“No,” she said. The brief negative fell clear and distinct as a bell.
“I won’t take no,” he returned hotly. “I won’t take no. I want you. Good God! Don’t you understand? My love for you isn’t just a boy’s infatuation that you can dismiss with a word. It’s all of me. I worship you! Haven’t I been with you day after day, worked with you, followed your every mood—shared your very soul with you? You’re mine! Mine, because I understand you. You’ve shown me all you thought, all you felt. You couldn’t have done that if I hadn’t meant something to you.”
“Certainly you meant something to me. You meant an almost perfect accompanist. Why should you have imagined you meant more? I gave you no reason to think so.”
“No reason?”
It was as though the two short words were the key which unlocked the floodgates of some raging torrent. Magda could never afterwards recall the words he used. She only knew they beat upon her with the cruel, lancinating sharpness of hail driven by the wind.
She had treated him much as other men, evoking the love of his ardent temperament by that subtle witchery which was second nature to her and which can be such a potent weapon in the hands of a woman whose own emotions remain untouched.
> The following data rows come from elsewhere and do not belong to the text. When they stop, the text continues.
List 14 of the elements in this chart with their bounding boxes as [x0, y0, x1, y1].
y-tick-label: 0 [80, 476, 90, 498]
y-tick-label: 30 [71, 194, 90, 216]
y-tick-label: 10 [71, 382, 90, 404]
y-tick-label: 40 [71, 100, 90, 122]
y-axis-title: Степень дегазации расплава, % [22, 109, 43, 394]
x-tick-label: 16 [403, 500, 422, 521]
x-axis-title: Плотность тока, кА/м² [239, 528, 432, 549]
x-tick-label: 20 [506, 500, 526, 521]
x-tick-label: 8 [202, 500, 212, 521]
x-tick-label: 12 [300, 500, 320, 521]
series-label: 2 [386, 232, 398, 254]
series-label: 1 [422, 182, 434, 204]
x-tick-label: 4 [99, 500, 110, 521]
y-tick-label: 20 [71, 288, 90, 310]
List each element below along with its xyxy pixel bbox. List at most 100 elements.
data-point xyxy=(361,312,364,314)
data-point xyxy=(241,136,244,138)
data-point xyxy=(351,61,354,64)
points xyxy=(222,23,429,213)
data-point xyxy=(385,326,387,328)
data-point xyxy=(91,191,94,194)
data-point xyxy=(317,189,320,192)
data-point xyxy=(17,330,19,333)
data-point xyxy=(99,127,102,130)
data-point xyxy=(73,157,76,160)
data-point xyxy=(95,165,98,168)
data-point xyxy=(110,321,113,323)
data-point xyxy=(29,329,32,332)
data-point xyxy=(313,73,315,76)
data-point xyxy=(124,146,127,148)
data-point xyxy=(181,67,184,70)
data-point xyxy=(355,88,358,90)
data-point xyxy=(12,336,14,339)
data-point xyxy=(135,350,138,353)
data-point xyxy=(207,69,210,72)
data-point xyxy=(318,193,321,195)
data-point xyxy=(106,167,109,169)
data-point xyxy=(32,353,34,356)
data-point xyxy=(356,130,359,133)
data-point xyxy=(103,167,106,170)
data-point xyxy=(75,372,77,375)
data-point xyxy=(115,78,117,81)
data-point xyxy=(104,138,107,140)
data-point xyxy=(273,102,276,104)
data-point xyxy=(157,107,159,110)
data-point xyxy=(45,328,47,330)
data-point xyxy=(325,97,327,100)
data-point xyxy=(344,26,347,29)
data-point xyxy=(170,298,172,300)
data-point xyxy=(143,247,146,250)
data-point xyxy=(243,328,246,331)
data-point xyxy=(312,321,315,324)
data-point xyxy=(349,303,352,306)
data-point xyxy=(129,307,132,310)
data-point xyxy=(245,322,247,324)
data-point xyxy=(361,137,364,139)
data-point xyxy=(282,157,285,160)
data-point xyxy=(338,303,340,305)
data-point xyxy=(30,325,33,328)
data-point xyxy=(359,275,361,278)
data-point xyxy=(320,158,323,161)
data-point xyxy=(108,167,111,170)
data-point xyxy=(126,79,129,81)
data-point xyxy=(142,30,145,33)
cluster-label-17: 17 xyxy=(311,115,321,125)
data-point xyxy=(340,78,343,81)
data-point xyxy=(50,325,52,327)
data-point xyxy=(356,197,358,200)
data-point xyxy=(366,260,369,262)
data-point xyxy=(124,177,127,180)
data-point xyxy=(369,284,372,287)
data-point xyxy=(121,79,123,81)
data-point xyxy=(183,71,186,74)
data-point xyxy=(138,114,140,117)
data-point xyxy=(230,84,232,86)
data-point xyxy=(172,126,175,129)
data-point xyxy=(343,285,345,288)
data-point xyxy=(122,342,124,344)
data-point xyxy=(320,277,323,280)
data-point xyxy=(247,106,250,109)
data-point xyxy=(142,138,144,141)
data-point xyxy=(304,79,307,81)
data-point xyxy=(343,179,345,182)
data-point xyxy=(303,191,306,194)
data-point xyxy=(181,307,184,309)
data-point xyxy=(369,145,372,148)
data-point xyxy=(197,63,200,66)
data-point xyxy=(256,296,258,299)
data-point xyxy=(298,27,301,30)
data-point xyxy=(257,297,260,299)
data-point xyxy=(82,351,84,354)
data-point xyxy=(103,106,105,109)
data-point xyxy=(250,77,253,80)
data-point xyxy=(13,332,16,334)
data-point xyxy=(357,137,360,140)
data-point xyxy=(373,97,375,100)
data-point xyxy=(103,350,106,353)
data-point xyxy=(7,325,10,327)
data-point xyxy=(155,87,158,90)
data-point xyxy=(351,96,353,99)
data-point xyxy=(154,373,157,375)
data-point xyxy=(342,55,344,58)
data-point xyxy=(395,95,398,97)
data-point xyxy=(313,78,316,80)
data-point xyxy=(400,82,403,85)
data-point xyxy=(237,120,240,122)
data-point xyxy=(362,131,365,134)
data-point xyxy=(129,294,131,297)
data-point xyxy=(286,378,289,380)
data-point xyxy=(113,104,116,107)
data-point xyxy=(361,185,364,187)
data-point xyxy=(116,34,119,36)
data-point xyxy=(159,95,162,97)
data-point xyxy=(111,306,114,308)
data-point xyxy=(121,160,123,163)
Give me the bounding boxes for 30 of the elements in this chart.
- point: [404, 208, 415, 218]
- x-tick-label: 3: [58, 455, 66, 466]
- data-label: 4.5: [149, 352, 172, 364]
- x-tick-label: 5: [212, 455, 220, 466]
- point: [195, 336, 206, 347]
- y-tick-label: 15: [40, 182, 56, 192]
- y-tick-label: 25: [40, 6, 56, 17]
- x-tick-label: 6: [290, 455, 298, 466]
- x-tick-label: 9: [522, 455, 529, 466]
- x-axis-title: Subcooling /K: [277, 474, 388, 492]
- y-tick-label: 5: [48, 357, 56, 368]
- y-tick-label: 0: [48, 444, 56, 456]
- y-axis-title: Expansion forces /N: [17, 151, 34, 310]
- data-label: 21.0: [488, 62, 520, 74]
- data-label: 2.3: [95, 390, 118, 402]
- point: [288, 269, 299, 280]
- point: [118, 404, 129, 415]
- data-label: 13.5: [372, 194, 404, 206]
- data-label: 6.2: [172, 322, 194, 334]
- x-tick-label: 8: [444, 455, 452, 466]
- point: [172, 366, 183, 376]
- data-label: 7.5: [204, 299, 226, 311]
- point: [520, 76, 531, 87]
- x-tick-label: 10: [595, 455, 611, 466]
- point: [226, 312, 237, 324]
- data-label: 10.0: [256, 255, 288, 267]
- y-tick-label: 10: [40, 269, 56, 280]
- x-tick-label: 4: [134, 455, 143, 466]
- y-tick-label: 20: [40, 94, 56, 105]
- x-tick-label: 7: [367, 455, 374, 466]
And now the thwarted passion of the lover and the savage anger of a man who felt himself deceived and duped broke over her in a resistless storm—an outburst so bitter and so trenchant that for the moment she remained speechless before it, buffeted into helpless, resentful silence. When he ceased, he had stripped her of every rag of feminine defence.
“Have you finished?” she asked in a stifled voice.
She made no attempt to palliate matters or to refute anything he had said. In his present frame of mind it would have been useless pointing out to him that she had treated him no differently from other men. He was a Pole, and he had caught fire where others would merely have glowed smoulderingly.
“Yes,” he rejoined sullenly. “I’ve finished.”
“So much the better.”
He regarded her speculatively.
“What are you made of, I wonder? Does it mean nothing to you that a man has given you his very best—all that he has?”
She appeared to reflect a moment.
“I’m afraid it doesn’t. There’s only one thing really means much to me—and that is my art. And Lady Arabella,” she added after a pause. “She’ll always mean a good deal.”
She sat down by the fire and held out her hands to its warmth. The slender fingers seemed almost transparent, glowing rosily in the firelight. Davilof turned to go.
“Good-bye, then,” he said curtly.
“Good-bye.” Magda nodded indifferently. Then, carelessly: “I shall want you to-morrow, Davilof—same time.”
He swung round.
“I will never play for you again. Did you imagine I should?”
She smiled at him—that slow, subtle smile of hers with its hint of mockery.